I have never been a massive fan of Tarantino movies or Westerns in general, so was unsure if I would enjoy Django Unchained. However the action packed story and compelling characters quickly drew me into the story, and from that point on there was no looking back.
It is 1858 and a group of slaves are being transported through woodland after being purchased by the Speck Brothers. Along the way they meet the somewhat eccentric German dentist Dr. King Schultz (Christoph Waltz), who offers to buy a slave from them. He selects Django (Jamie Foxx), but the brothers are unwilling to sell, not trusting the German with his fancy words and posh clothing. They are about to shoot him when Schultz pulls a gun on them, shooting them dead, taking Django and freeing the rest.
Schultz quickly frees Django revealing that his is against slavery, and also that he is no longer a practicing dentist and has taken up the more profitable career of bounty hunting. He has been seeking Django as he has worked on a plantation belonging to the Brittle brothers, whom have a bounty placed on them, and he needs someone that knows what they look like to point them out to him.
While on their travels Django says he is been sold away from his wife, Broomhilda (Kerry Washington), and Schultz agrees that if Django helps him track down his bounties he will in return assist Django in finding his wife. After the successful killing of the brothers, the pair set off to locate Broomhilda, who they find belongs to a house owned by brutal slave master Calvin Candie (Leonardo DiCaprio). They then must devise a plan to legally obtain Django’s wife in order to set her free.

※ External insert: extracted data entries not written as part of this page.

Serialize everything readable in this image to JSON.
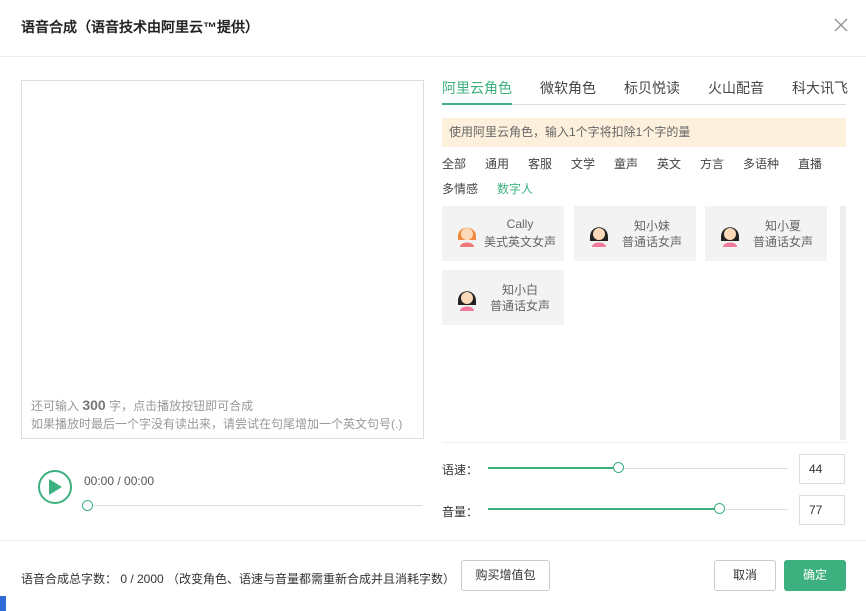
{
  "dialog": {
    "title": "语音合成（语音技术由阿里云™提供）",
    "close_icon": "close-icon"
  },
  "editor": {
    "hint_prefix": "还可输入",
    "remaining": "300",
    "hint_suffix": "字，点击播放按钮即可合成",
    "hint_line2": "如果播放时最后一个字没有读出来，请尝试在句尾增加一个英文句号(.)"
  },
  "player": {
    "play_icon": "play-icon",
    "time": "00:00 / 00:00",
    "progress": 0
  },
  "tabs": [
    {
      "label": "阿里云角色",
      "active": true
    },
    {
      "label": "微软角色",
      "active": false
    },
    {
      "label": "标贝悦读",
      "active": false
    },
    {
      "label": "火山配音",
      "active": false
    },
    {
      "label": "科大讯飞",
      "active": false
    }
  ],
  "notice": "使用阿里云角色，输入1个字将扣除1个字的量",
  "categories": [
    {
      "label": "全部",
      "active": false
    },
    {
      "label": "通用",
      "active": false
    },
    {
      "label": "客服",
      "active": false
    },
    {
      "label": "文学",
      "active": false
    },
    {
      "label": "童声",
      "active": false
    },
    {
      "label": "英文",
      "active": false
    },
    {
      "label": "方言",
      "active": false
    },
    {
      "label": "多语种",
      "active": false
    },
    {
      "label": "直播",
      "active": false
    },
    {
      "label": "多情感",
      "active": false
    },
    {
      "label": "数字人",
      "active": true
    }
  ],
  "voices": [
    {
      "name": "Cally",
      "desc": "美式英文女声",
      "avatar": "orange-hair-girl-avatar-icon"
    },
    {
      "name": "知小妹",
      "desc": "普通话女声",
      "avatar": "girl-avatar-icon"
    },
    {
      "name": "知小夏",
      "desc": "普通话女声",
      "avatar": "girl-avatar-icon"
    },
    {
      "name": "知小白",
      "desc": "普通话女声",
      "avatar": "girl-avatar-icon"
    }
  ],
  "speed": {
    "label": "语速：",
    "value": "44"
  },
  "volume": {
    "label": "音量：",
    "value": "77"
  },
  "footer": {
    "total": "语音合成总字数： 0 / 2000 （改变角色、语速与音量都需重新合成并且消耗字数）",
    "buy": "购买增值包",
    "cancel": "取消",
    "ok": "确定"
  },
  "colors": {
    "accent": "#3db07f",
    "notice_bg": "#fdf0dc"
  }
}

Masquerading as a businessman and his freed, black associate, Schultz and Django offer to buy a ‘fighting nigger’ from Candie at a ridiculous price, after which, when Candie is feeling sufficiently kind to his guests, they will barter for Broomhilda. The plan goes smoothly until, while at the Candyland mansion, Calvin’s cunning elderly black advisor, slave and friend Stephen (Samuel L Jackson) uncovers the plot. This is when things go sour and Django must take matters into his own hands in order to rescue the damsel in distress.
While Jamie Foxx is great as Django, to me there are three standout characters: First off Leonardo DiCaprio is charming yet deliciously evil and sadistic as Calvin Candie. Then providing some genuine laughs, Samuel L Jackson is the cheeky, slightly senile and conniving old house slave Stephen, and finally wrapping up my personal standout trio, Christoph Waltz steals the show as the flamboyant, witty, dentist-come-bounty-hunter Dr. King Schultz.

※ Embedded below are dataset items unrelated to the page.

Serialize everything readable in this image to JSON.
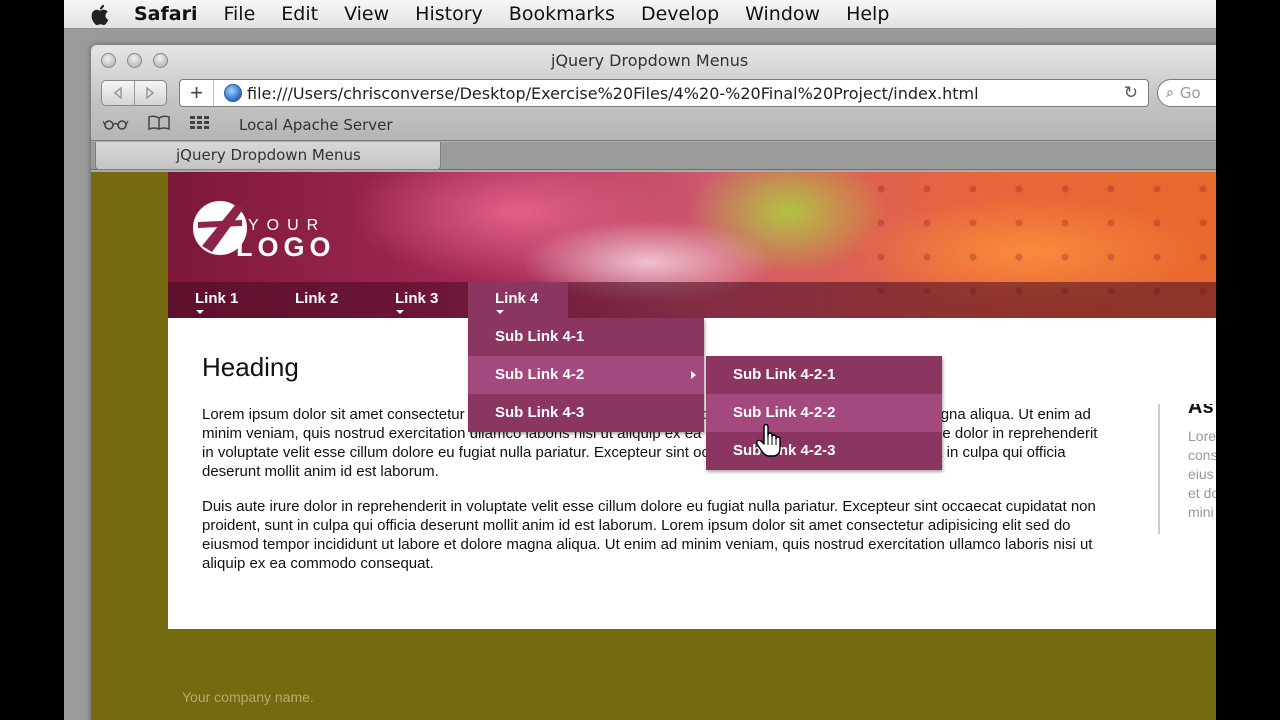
{
  "menubar": {
    "app": "Safari",
    "items": [
      "File",
      "Edit",
      "View",
      "History",
      "Bookmarks",
      "Develop",
      "Window",
      "Help"
    ]
  },
  "browser": {
    "window_title": "jQuery Dropdown Menus",
    "url": "file:///Users/chrisconverse/Desktop/Exercise%20Files/4%20-%20Final%20Project/index.html",
    "search_placeholder": "Go",
    "bookmark": "Local Apache Server",
    "tab_title": "jQuery Dropdown Menus",
    "icons": [
      "back-icon",
      "forward-icon",
      "add-icon",
      "globe-icon",
      "reload-icon",
      "search-icon",
      "reading-list-icon",
      "bookmarks-book-icon",
      "top-sites-grid-icon"
    ]
  },
  "site": {
    "logo": {
      "top": "YOUR",
      "bottom": "LOGO"
    },
    "nav": [
      "Link 1",
      "Link 2",
      "Link 3",
      "Link 4"
    ],
    "submenu": [
      "Sub Link 4-1",
      "Sub Link 4-2",
      "Sub Link 4-3"
    ],
    "subsubmenu": [
      "Sub Link 4-2-1",
      "Sub Link 4-2-2",
      "Sub Link 4-2-3"
    ],
    "heading": "Heading",
    "paragraphs": [
      "Lorem ipsum dolor sit amet consectetur adipisicing elit sed do eiusmod tempor incididunt ut labore et dolore magna aliqua. Ut enim ad minim veniam, quis nostrud exercitation ullamco laboris nisi ut aliquip ex ea commodo consequat. Duis aute irure dolor in reprehenderit in voluptate velit esse cillum dolore eu fugiat nulla pariatur. Excepteur sint occaecat cupidatat non proident, sunt in culpa qui officia deserunt mollit anim id est laborum.",
      "Duis aute irure dolor in reprehenderit in voluptate velit esse cillum dolore eu fugiat nulla pariatur. Excepteur sint occaecat cupidatat non proident, sunt in culpa qui officia deserunt mollit anim id est laborum. Lorem ipsum dolor sit amet consectetur adipisicing elit sed do eiusmod tempor incididunt ut labore et dolore magna aliqua. Ut enim ad minim veniam, quis nostrud exercitation ullamco laboris nisi ut aliquip ex ea commodo consequat."
    ],
    "aside_title": "As",
    "aside_lines": [
      "Lore",
      "cons",
      "eius",
      "et do",
      "mini"
    ],
    "footer": "Your company name."
  },
  "colors": {
    "page_bg": "#756a10",
    "menu": "#8a3661",
    "menu_highlight": "#a3497e"
  }
}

While Jamie Foxx gets no real chance to stretch his acting muscles until relatively late on in the movie, DiCaprio, Jackson and Waltz do the bulk of the legwork with a tangible panache, leaving you wishing that the movie would have explored the characters even more.
One of the great things about the movie is that the horrors are offset by comedy: For example a scene featuring the Ku Klux Klan – which should be a profoundly dark and evil moment, is infinitely lightened by a scene featuring the Klan complaining about the sheets that go on their heads and how they are badly made (even causing one member to take offence and flounce off home). You genuinely laugh at this. You’re laughing at the Ku Klux Klan’s mundane problems, you know this, you know you shouldn’t, but you can’t help it! Similarly when Stephen, who I must remind you is an elderly black man, starts being as racist as his white slave master, becoming incensed that he is allowing Django to sleep in the ‘big house’, it is hilarious. Almost endearingly so!
One thing I did notice early on (and this IS just me being picky) is how much blood there was flying around when people got shot, and how a single bullet would lift someone off their feet and throw them backwards…I’ve seen that episode of Mythbusters, this wouldn’t happen! But it certainly works in the context of the epic western movie that is Django Unchained. Plus it’s a Quentin Tarantino picture – what can you do!
Also I’d like to touch upon the use of the word ‘nigger’. While I can understand why people may be offended by it or how much it is used, in the context of the movie and the location and period of time it is set in, I think the use of the word is justified and any cutting back on or censorship of the word would just be pandering to the modern day audience who aren’t as comfortable with the word as they were back then.
It boils down to whether you would be offended by Django Unchained or not. Yes it is racist, it is stylised, it is gory and bloody, but if these points do not bother you then you will find the movie is an infinitely enjoyable, funny and action packed straightforward Western adventure story.